Lump-sum investment is relatively straightforward: buy when the market index is at a relatively low point and sell when it's at a relatively high point.
This can also be referred to as swing trading, which carries a significant risk because it is challenging to determine the exact low and high points of the market index.
Fixed investment is more carefree; as long as you set the amount of money for fixed investment and the number of periods, you just need to follow the plan each time.
In addition to these two fund investment methods, if you want to achieve higher returns, there are actually several better fund investment strategies available. They are: stock-bond balance, core-satellite, 20-80 rotation, and 20-80 balance.
Stock-Bond Balance:
The stock-bond balance is easy to understand; it involves allocating half to stock funds and half to bond funds, which means a 50:50 ratio.
And a fluctuation of 25% up or down is used as the trigger point for rebalancing. However, this fund investment strategy is more suitable for stable markets, where both can earn profits, and the risk is relatively higher during bear markets.Twenty-Eight Balance
The twenty-eight balance is relatively less risky compared to the stock-bond balance. Typically, it involves allocating 20% to stock funds (hybrid funds) and 80% to bond funds. The rebalancing criteria for this strategy is a ±5% threshold. If the stock fund allocation exceeds 25%, it needs to be reduced. If the stock fund allocation is at 15%, it should be increased. By rebalancing, the stock-bond ratio is restored to 20% and 80%, respectively. This investment strategy, due to the higher proportion of bond funds, is very stable with relatively low risk.
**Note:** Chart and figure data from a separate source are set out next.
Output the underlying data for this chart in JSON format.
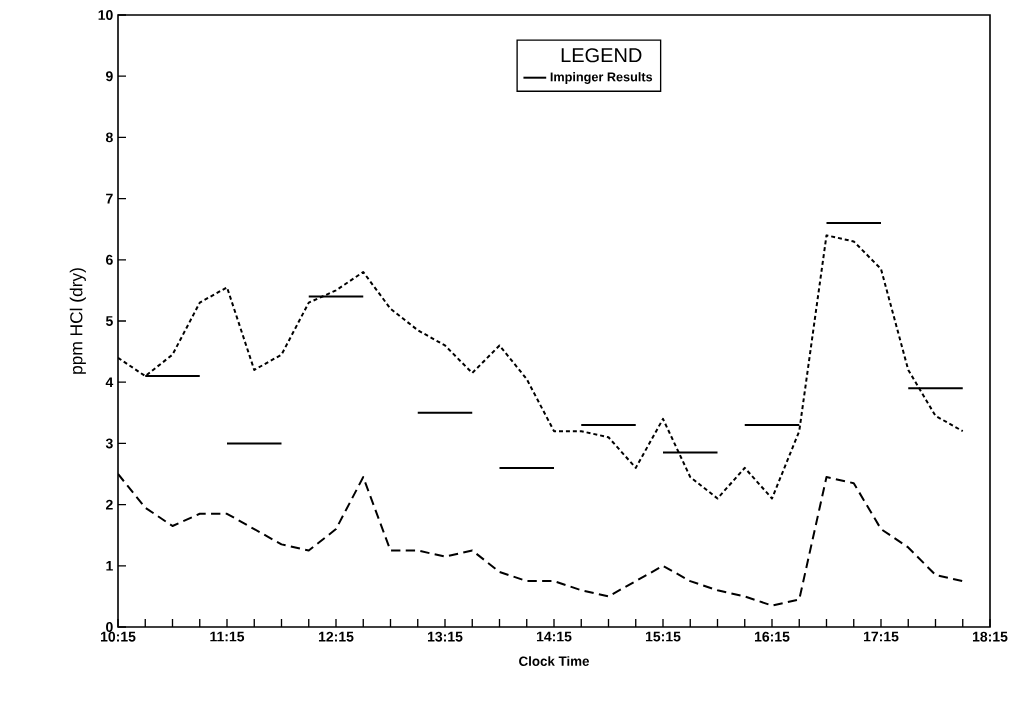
{
  "chart_data": {
    "type": "line",
    "xlabel": "Clock Time",
    "ylabel": "ppm HCl (dry)",
    "legend_title": "LEGEND",
    "xlim": [
      10.25,
      18.25
    ],
    "ylim": [
      0,
      10
    ],
    "xticks": [
      {
        "value": 10.25,
        "label": "10:15"
      },
      {
        "value": 10.5,
        "label": null
      },
      {
        "value": 10.75,
        "label": null
      },
      {
        "value": 11.0,
        "label": null
      },
      {
        "value": 11.25,
        "label": "11:15"
      },
      {
        "value": 11.5,
        "label": null
      },
      {
        "value": 11.75,
        "label": null
      },
      {
        "value": 12.0,
        "label": null
      },
      {
        "value": 12.25,
        "label": "12:15"
      },
      {
        "value": 12.5,
        "label": null
      },
      {
        "value": 12.75,
        "label": null
      },
      {
        "value": 13.0,
        "label": null
      },
      {
        "value": 13.25,
        "label": "13:15"
      },
      {
        "value": 13.5,
        "label": null
      },
      {
        "value": 13.75,
        "label": null
      },
      {
        "value": 14.0,
        "label": null
      },
      {
        "value": 14.25,
        "label": "14:15"
      },
      {
        "value": 14.5,
        "label": null
      },
      {
        "value": 14.75,
        "label": null
      },
      {
        "value": 15.0,
        "label": null
      },
      {
        "value": 15.25,
        "label": "15:15"
      },
      {
        "value": 15.5,
        "label": null
      },
      {
        "value": 15.75,
        "label": null
      },
      {
        "value": 16.0,
        "label": null
      },
      {
        "value": 16.25,
        "label": "16:15"
      },
      {
        "value": 16.5,
        "label": null
      },
      {
        "value": 16.75,
        "label": null
      },
      {
        "value": 17.0,
        "label": null
      },
      {
        "value": 17.25,
        "label": "17:15"
      },
      {
        "value": 17.5,
        "label": null
      },
      {
        "value": 17.75,
        "label": null
      },
      {
        "value": 18.0,
        "label": null
      },
      {
        "value": 18.25,
        "label": "18:15"
      }
    ],
    "yticks": [
      0,
      1,
      2,
      3,
      4,
      5,
      6,
      7,
      8,
      9,
      10
    ],
    "grid": false,
    "legend": "top",
    "marker": "none",
    "series": [
      {
        "color": "#000000",
        "line_style": "dotted",
        "x": [
          10.25,
          10.5,
          10.75,
          11.0,
          11.25,
          11.5,
          11.75,
          12.0,
          12.25,
          12.5,
          12.75,
          13.0,
          13.25,
          13.5,
          13.75,
          14.0,
          14.25,
          14.5,
          14.75,
          15.0,
          15.25,
          15.5,
          15.75,
          16.0,
          16.25,
          16.5,
          16.75,
          17.0,
          17.25,
          17.5,
          17.75,
          18.0
        ],
        "values": [
          4.4,
          4.1,
          4.45,
          5.3,
          5.55,
          4.2,
          4.45,
          5.3,
          5.5,
          5.8,
          5.2,
          4.85,
          4.6,
          4.15,
          4.6,
          4.05,
          3.2,
          3.2,
          3.1,
          2.6,
          3.4,
          2.45,
          2.1,
          2.6,
          2.1,
          3.2,
          6.4,
          6.3,
          5.85,
          4.2,
          3.45,
          3.2
        ]
      },
      {
        "color": "#000000",
        "line_style": "dashed",
        "x": [
          10.25,
          10.5,
          10.75,
          11.0,
          11.25,
          11.5,
          11.75,
          12.0,
          12.25,
          12.5,
          12.75,
          13.0,
          13.25,
          13.5,
          13.75,
          14.0,
          14.25,
          14.5,
          14.75,
          15.0,
          15.25,
          15.5,
          15.75,
          16.0,
          16.25,
          16.5,
          16.75,
          17.0,
          17.25,
          17.5,
          17.75,
          18.0
        ],
        "values": [
          2.5,
          1.95,
          1.65,
          1.85,
          1.85,
          1.6,
          1.35,
          1.25,
          1.6,
          2.45,
          1.25,
          1.25,
          1.15,
          1.25,
          0.9,
          0.75,
          0.75,
          0.6,
          0.5,
          0.75,
          1.0,
          0.75,
          0.6,
          0.5,
          0.35,
          0.45,
          2.45,
          2.35,
          1.6,
          1.3,
          0.85,
          0.75
        ]
      },
      {
        "name": "Impinger Results",
        "color": "#000000",
        "line_style": "solid",
        "x": [
          10.5,
          11.0,
          null,
          11.25,
          11.75,
          null,
          12.0,
          12.5,
          null,
          13.0,
          13.5,
          null,
          13.75,
          14.25,
          null,
          14.5,
          15.0,
          null,
          15.25,
          15.75,
          null,
          16.0,
          16.5,
          null,
          16.75,
          17.25,
          null,
          17.5,
          18.0
        ],
        "values": [
          4.1,
          4.1,
          null,
          3.0,
          3.0,
          null,
          5.4,
          5.4,
          null,
          3.5,
          3.5,
          null,
          2.6,
          2.6,
          null,
          3.3,
          3.3,
          null,
          2.85,
          2.85,
          null,
          3.3,
          3.3,
          null,
          6.6,
          6.6,
          null,
          3.9,
          3.9
        ]
      }
    ]
  }
}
However, its biggest drawback is that it may not outperform the market. But during poor market conditions, it can prevent significant capital losses.
Core-Satellite
This fund investment strategy is a commonly used approach. The core assets usually consist of funds with lower risk, such as money market funds, bond funds, or index funds with regular investments. The satellite funds are those with higher risk, such as stock funds and hybrid funds, used to seek higher returns.
For example, 50% of index funds as the core, plus 10% in stock funds and 40% in hybrid funds as satellites.60% of money market funds as the core + 20% hybrid funds + 20% stock funds as satellites.
The core-satellite investment strategy involves using core assets for preservation and satellite assets for achieving excess returns.
Two-eight rotation
The "two" represents about 20% of the market's large-cap weighted stocks, while the "eight" represents about 80% of the market's small and mid-cap stocks.
Typically, the CSI 300 Index, which represents large-cap stocks, is used as the "two" asset, and the CSI 500 Index, which represents small-cap stocks, is used as the "eight".

The principle of the two-eight rotation operation is to buy whichever performs the strongest between large-cap and small and mid-cap stocks; if both are weak, then invest in bond-like assets and wait for the right opportunity.
The two-eight rotation strategy is also a commonly used strategy among many investors, but it gives a feeling of chasing rises and selling on dips, suitable for investors who prefer to pursue high risk and high returns.
Of course, each of these investment strategies has its strengths, and as long as we apply them well, they can still bring us excess returns.